Chiemsee: Ein Anfang
Das pure Glück und die Enttäuschung liegen so nah beieinander.
An 18. August, einem wunderschönen Sonntag, war es soweit. Ich wollte mich endlich meiner ganz persönlichen Challenge stellen und von Felden zur Herreninsel schwimmen, vielleicht auch zurück. Eeinen ersten Test hatte ich ja bereits absolviert. Die Rahmenbedingungen waren perfekt: Sommerlich warm, fast windstill, die Wassertemperaturen leicht über 20 Grad. Für den späten Nachmittag waren zwar Gewitter angesagt, aber wen stört das schon? Die Strecke, die ich mir zu schwimmen vorgenommen hatte, sollte ja rechtzeitig bewältigt sein, ich wollte ja früh genug starten und auch nur eine Strecke schwimmen. Das sollte für den Anfang erst mal reichen.
Mein Plan war, in Felden ein E-Boot zu mieten, mich von meiner Tochter, ihrem Cousin und einem Freund zur Herreninsel fahren zu lassen und dann zurückzuschwimmen. Dann könnte das E-Boot gleich in angemessenem Abstand als Begleitboot fungieren. Ein guter Plan. Sicher ist sicher – man weiß ja nie, ob man sich dringend vom Boot Energy-Gel reichen lassen muß, einen Krampf oder Seitenstechen bekommt oder aus einem Grund abbrechen muss.
Warum ein Risiko eingehen? Immerhin bin ich die Strecke noch nicht allein geschwommen, geschweige denn Hin- und Rückweg.
Aber grau ist bekanntlich alle Theorie, und Grün des Lebens goldner Baum…
Oder auch nicht.
Als wir gegen 11.00 Uhr am Seeufer ankommen, befinden sich dort bereits Menschenmassen: Urlauber, Wochenendausflügler, Einheimische. Das ist verständlich. Uns schwant nichts Gutes.
Und richtig. Alle E-Boote sind vermietet. Das heißt: Entweder warten (man deutet uns eine Wartezeit einer guten halben Stunde an) oder ein Tretboot mieten. Wohl oder über entscheidet sich mein Team für’s Treten, bzw. dränge ich sie zu der Entscheidung.

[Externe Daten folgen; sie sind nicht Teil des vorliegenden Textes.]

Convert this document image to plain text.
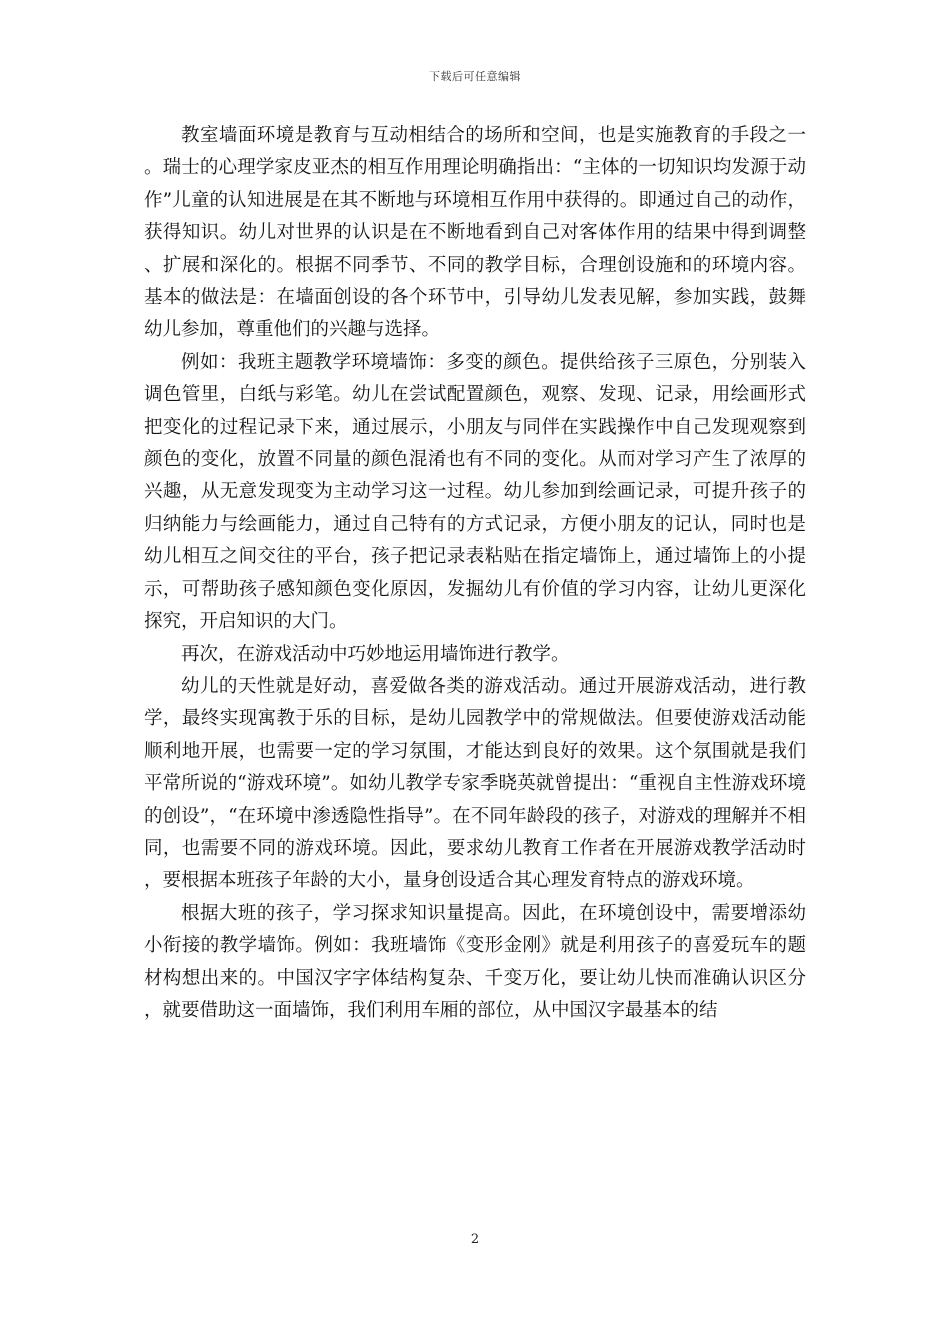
下载后可任意编辑

教室墙面环境是教育与互动相结合的场所和空间，也是实施教育的手段之一。瑞士的心理学家皮亚杰的相互作用理论明确指出：“主体的一切知识均发源于动作”儿童的认知进展是在其不断地与环境相互作用中获得的。即通过自己的动作，获得知识。幼儿对世界的认识是在不断地看到自己对客体作用的结果中得到调整、扩展和深化的。根据不同季节、不同的教学目标，合理创设施和的环境内容。基本的做法是：在墙面创设的各个环节中，引导幼儿发表见解，参加实践，鼓舞幼儿参加，尊重他们的兴趣与选择。

例如：我班主题教学环境墙饰：多变的颜色。提供给孩子三原色，分别装入调色管里，白纸与彩笔。幼儿在尝试配置颜色，观察、发现、记录，用绘画形式把变化的过程记录下来，通过展示，小朋友与同伴在实践操作中自己发现观察到颜色的变化，放置不同量的颜色混淆也有不同的变化。从而对学习产生了浓厚的兴趣，从无意发现变为主动学习这一过程。幼儿参加到绘画记录，可提升孩子的归纳能力与绘画能力，通过自己特有的方式记录，方便小朋友的记认，同时也是幼儿相互之间交往的平台，孩子把记录表粘贴在指定墙饰上，通过墙饰上的小提示，可帮助孩子感知颜色变化原因，发掘幼儿有价值的学习内容，让幼儿更深化探究，开启知识的大门。

再次，在游戏活动中巧妙地运用墙饰进行教学。

幼儿的天性就是好动，喜爱做各类的游戏活动。通过开展游戏活动，进行教学，最终实现寓教于乐的目标，是幼儿园教学中的常规做法。但要使游戏活动能顺利地开展，也需要一定的学习氛围，才能达到良好的效果。这个氛围就是我们平常所说的“游戏环境”。如幼儿教学专家季晓英就曾提出：“重视自主性游戏环境的创设”，“在环境中渗透隐性指导”。在不同年龄段的孩子，对游戏的理解并不相同，也需要不同的游戏环境。因此，要求幼儿教育工作者在开展游戏教学活动时，要根据本班孩子年龄的大小，量身创设适合其心理发育特点的游戏环境。

根据大班的孩子，学习探求知识量提高。因此，在环境创设中，需要增添幼小衔接的教学墙饰。例如：我班墙饰《变形金刚》就是利用孩子的喜爱玩车的题材构想出来的。中国汉字字体结构复杂、千变万化，要让幼儿快而准确认识区分，就要借助这一面墙饰，我们利用车厢的部位，从中国汉字最基本的结

2
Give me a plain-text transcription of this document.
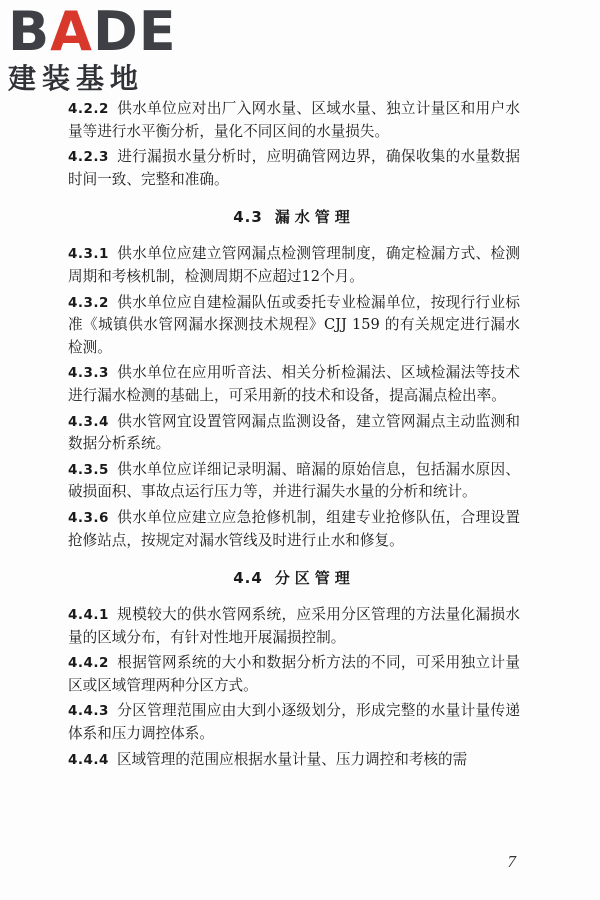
BADE
建装基地

4.2.2 供水单位应对出厂入网水量、区域水量、独立计量区和用户水量等进行水平衡分析，量化不同区间的水量损失。

4.2.3 进行漏损水量分析时，应明确管网边界，确保收集的水量数据时间一致、完整和准确。

4.3 漏水管理

4.3.1 供水单位应建立管网漏点检测管理制度，确定检漏方式、检测周期和考核机制，检测周期不应超过12个月。

4.3.2 供水单位应自建检漏队伍或委托专业检漏单位，按现行行业标准《城镇供水管网漏水探测技术规程》CJJ 159 的有关规定进行漏水检测。

4.3.3 供水单位在应用听音法、相关分析检漏法、区域检漏法等技术进行漏水检测的基础上，可采用新的技术和设备，提高漏点检出率。

4.3.4 供水管网宜设置管网漏点监测设备，建立管网漏点主动监测和数据分析系统。

4.3.5 供水单位应详细记录明漏、暗漏的原始信息，包括漏水原因、破损面积、事故点运行压力等，并进行漏失水量的分析和统计。

4.3.6 供水单位应建立应急抢修机制，组建专业抢修队伍，合理设置抢修站点，按规定对漏水管线及时进行止水和修复。

4.4 分区管理

4.4.1 规模较大的供水管网系统，应采用分区管理的方法量化漏损水量的区域分布，有针对性地开展漏损控制。

4.4.2 根据管网系统的大小和数据分析方法的不同，可采用独立计量区或区域管理两种分区方式。

4.4.3 分区管理范围应由大到小逐级划分，形成完整的水量计量传递体系和压力调控体系。

4.4.4 区域管理的范围应根据水量计量、压力调控和考核的需

7
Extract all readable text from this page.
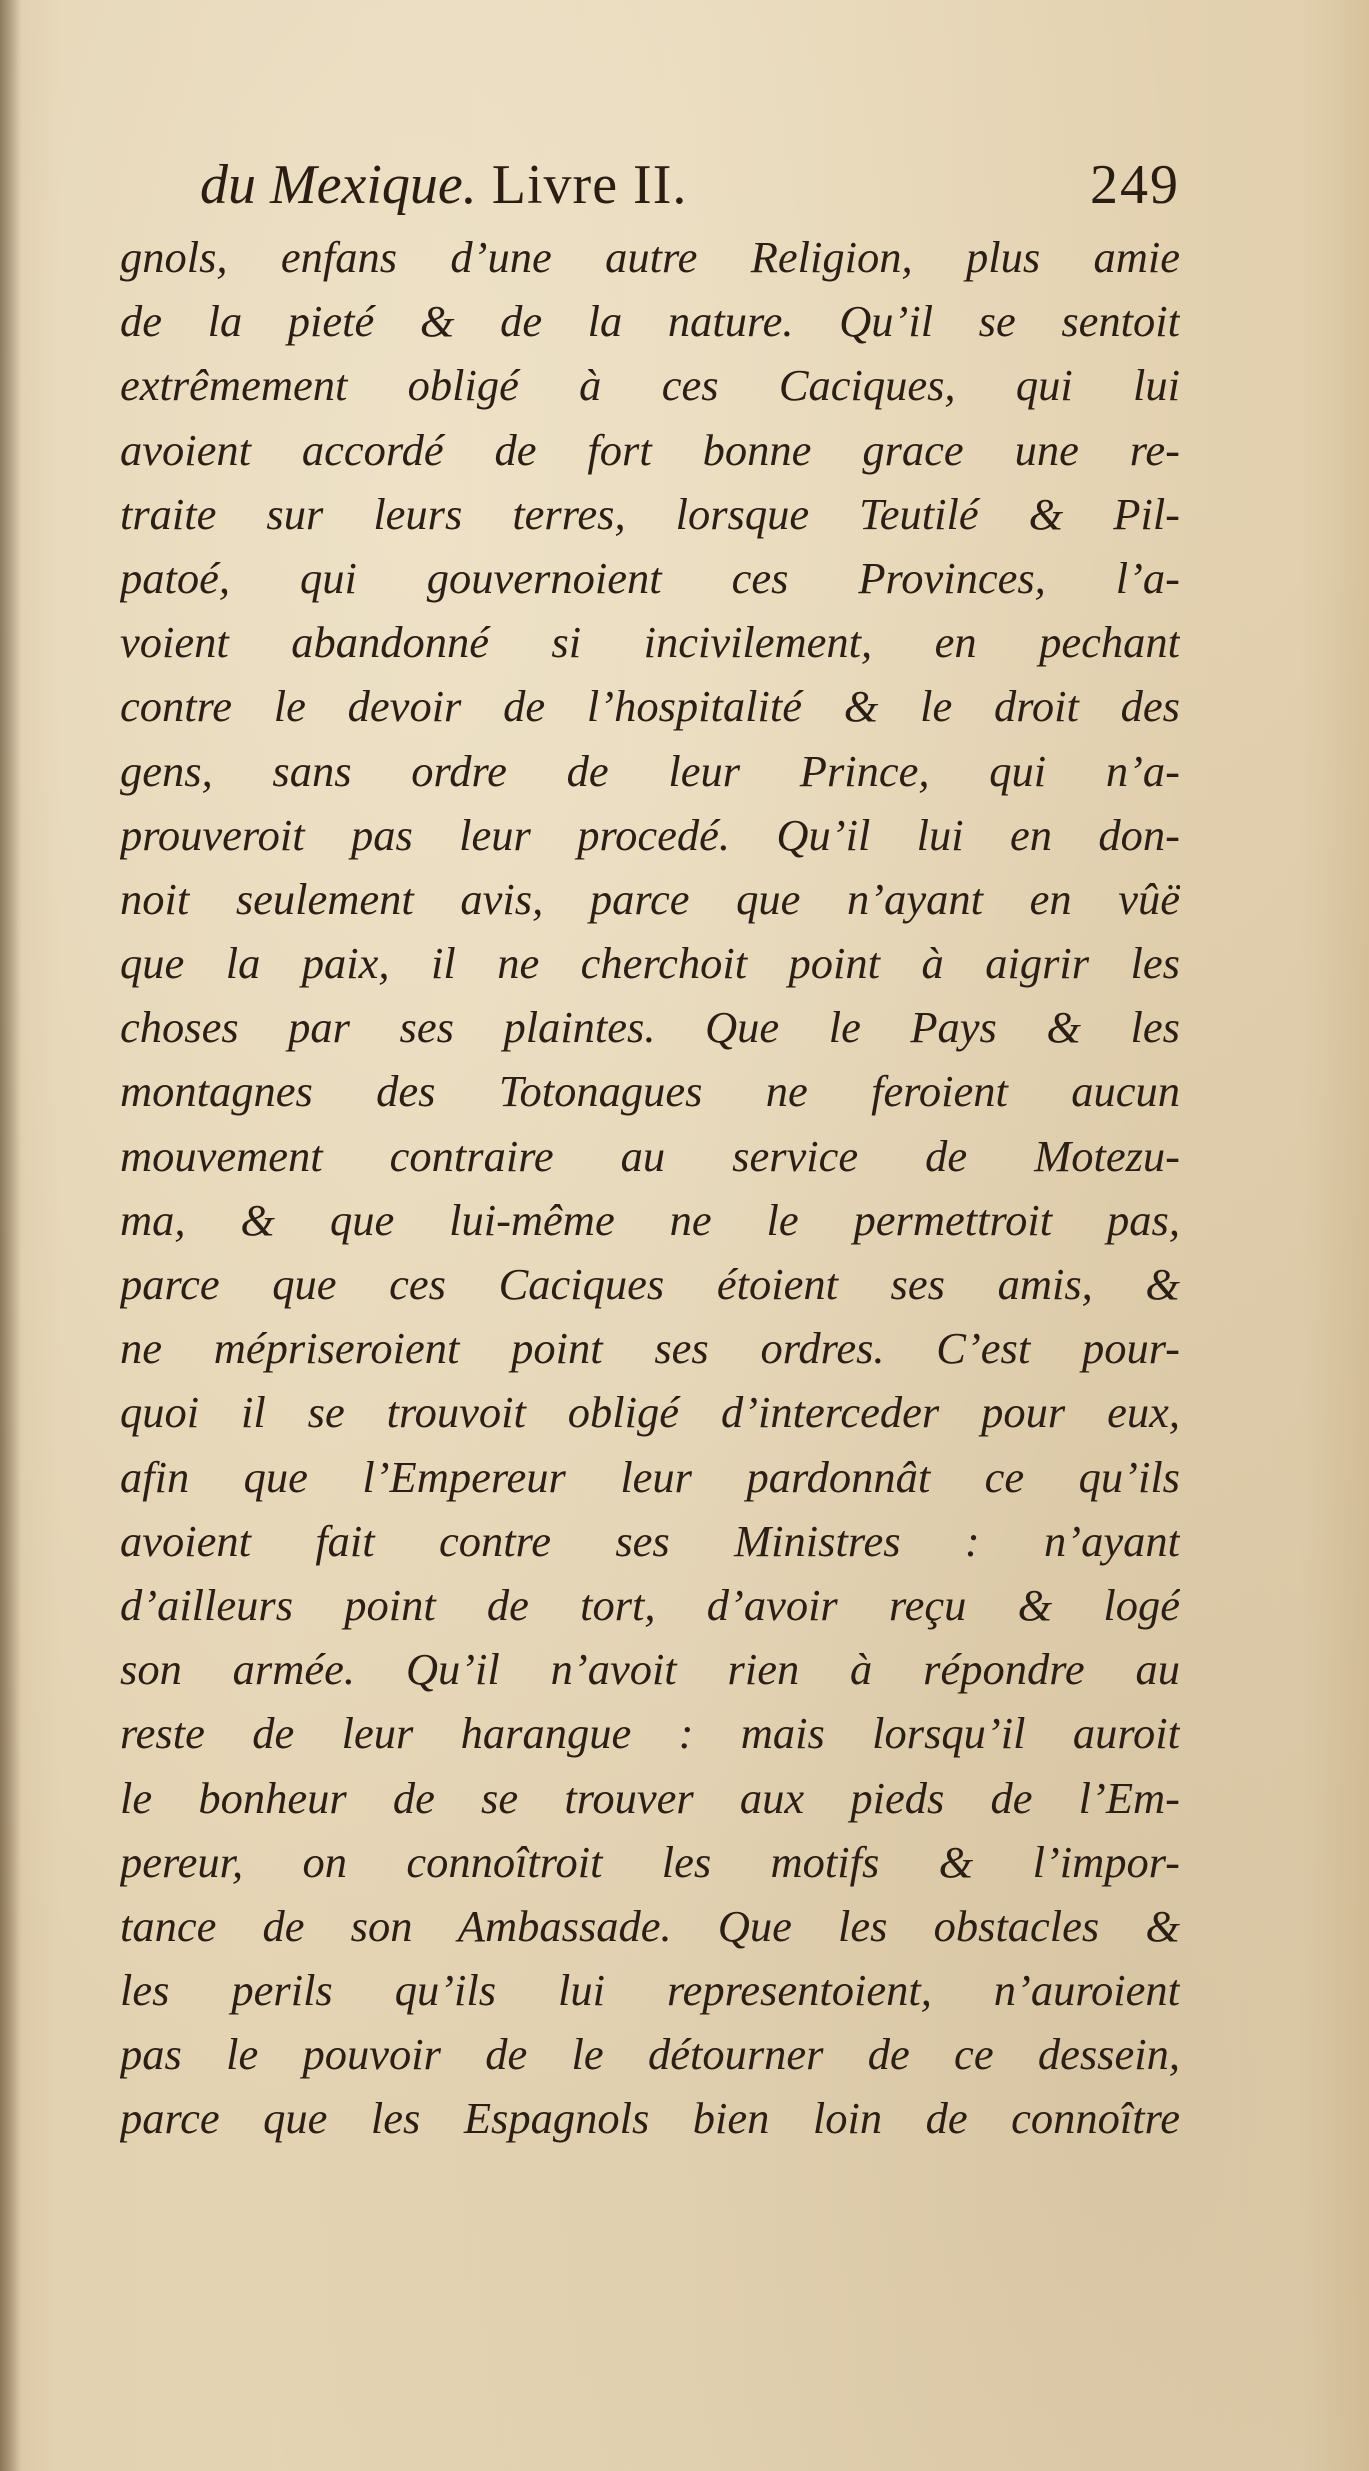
du Mexique. Livre II.	249
gnols, enfans d’une autre Religion, plus amie
de la pieté & de la nature. Qu’il se sentoit
extrêmement obligé à ces Caciques, qui lui
avoient accordé de fort bonne grace une re-
traite sur leurs terres, lorsque Teutilé & Pil-
patoé, qui gouvernoient ces Provinces, l’a-
voient abandonné si incivilement, en pechant
contre le devoir de l’hospitalité & le droit des
gens, sans ordre de leur Prince, qui n’a-
prouveroit pas leur procedé. Qu’il lui en don-
noit seulement avis, parce que n’ayant en vûë
que la paix, il ne cherchoit point à aigrir les
choses par ses plaintes. Que le Pays & les
montagnes des Totonagues ne feroient aucun
mouvement contraire au service de Motezu-
ma, & que lui-même ne le permettroit pas,
parce que ces Caciques étoient ses amis, &
ne mépriseroient point ses ordres. C’est pour-
quoi il se trouvoit obligé d’interceder pour eux,
afin que l’Empereur leur pardonnât ce qu’ils
avoient fait contre ses Ministres : n’ayant
d’ailleurs point de tort, d’avoir reçu & logé
son armée. Qu’il n’avoit rien à répondre au
reste de leur harangue : mais lorsqu’il auroit
le bonheur de se trouver aux pieds de l’Em-
pereur, on connoîtroit les motifs & l’impor-
tance de son Ambassade. Que les obstacles &
les perils qu’ils lui representoient, n’auroient
pas le pouvoir de le détourner de ce dessein,
parce que les Espagnols bien loin de connoître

Auf geht’s, Jungs. Das tut Euch schließlich auch mal ganz gut.
Wir sind keine fünf Minuten auf dem Wasser, da tuckert ein E-Boot heran. Das ist jetzt dumm gelaufen, aber nun eben zu spät. Kräftige Teenagerbeine treten mich also hinüber zur Herreninsel. Es dauert eine halbe Stunde, dann sind wir dort. Ein Blick zurück zeigt: Es ist schon ein ganzes Ende bis Felden. Verdammt. Will ich das wirklich tun?
Jetzt noch vom Wollen reden ist allerdings falsch. Jetzt geht es um’s Müssen. Und ja: Ich muss das tun. Kein Zurück ohne Gesichtsverlust. Zu viele wissen davon und vor den dreien zu kneifen… Wie peinlich wäre das denn?
Den Neoprenanzug ziehe ich während der Überfahrt an, so dass ich schon schweißnass bin, bevor ich überhaupt einen Fuß ins Wasser setze. Brille, Ear-Plugs, Paddles und die funkelnagelneue Polar-Uhr liegen parat. Ich will die Zeit nehmen. Dass die Uhr einen Herzschlagfrequenzmesser hat, nehme ich in Kauf. Es ist nett, das zu haben aber nicht unbedingt wichtig.
Ab geht es in’s flache Wasser, warme Wasser. Erst mal den Neo mit Seewasser „fluten“ und dann geht es los.
Ein paar andere Bootsausflügler sind dort, ansonsten hält die dichte Schilfvergetation die Inselbesucher von dieser Stelle fern. Unter den kritischen Augen eines älteren Ehepaares, das gemütlich im knietiefen Wasser liegt, starten wir: Erst ich, dann mein Begleitboot.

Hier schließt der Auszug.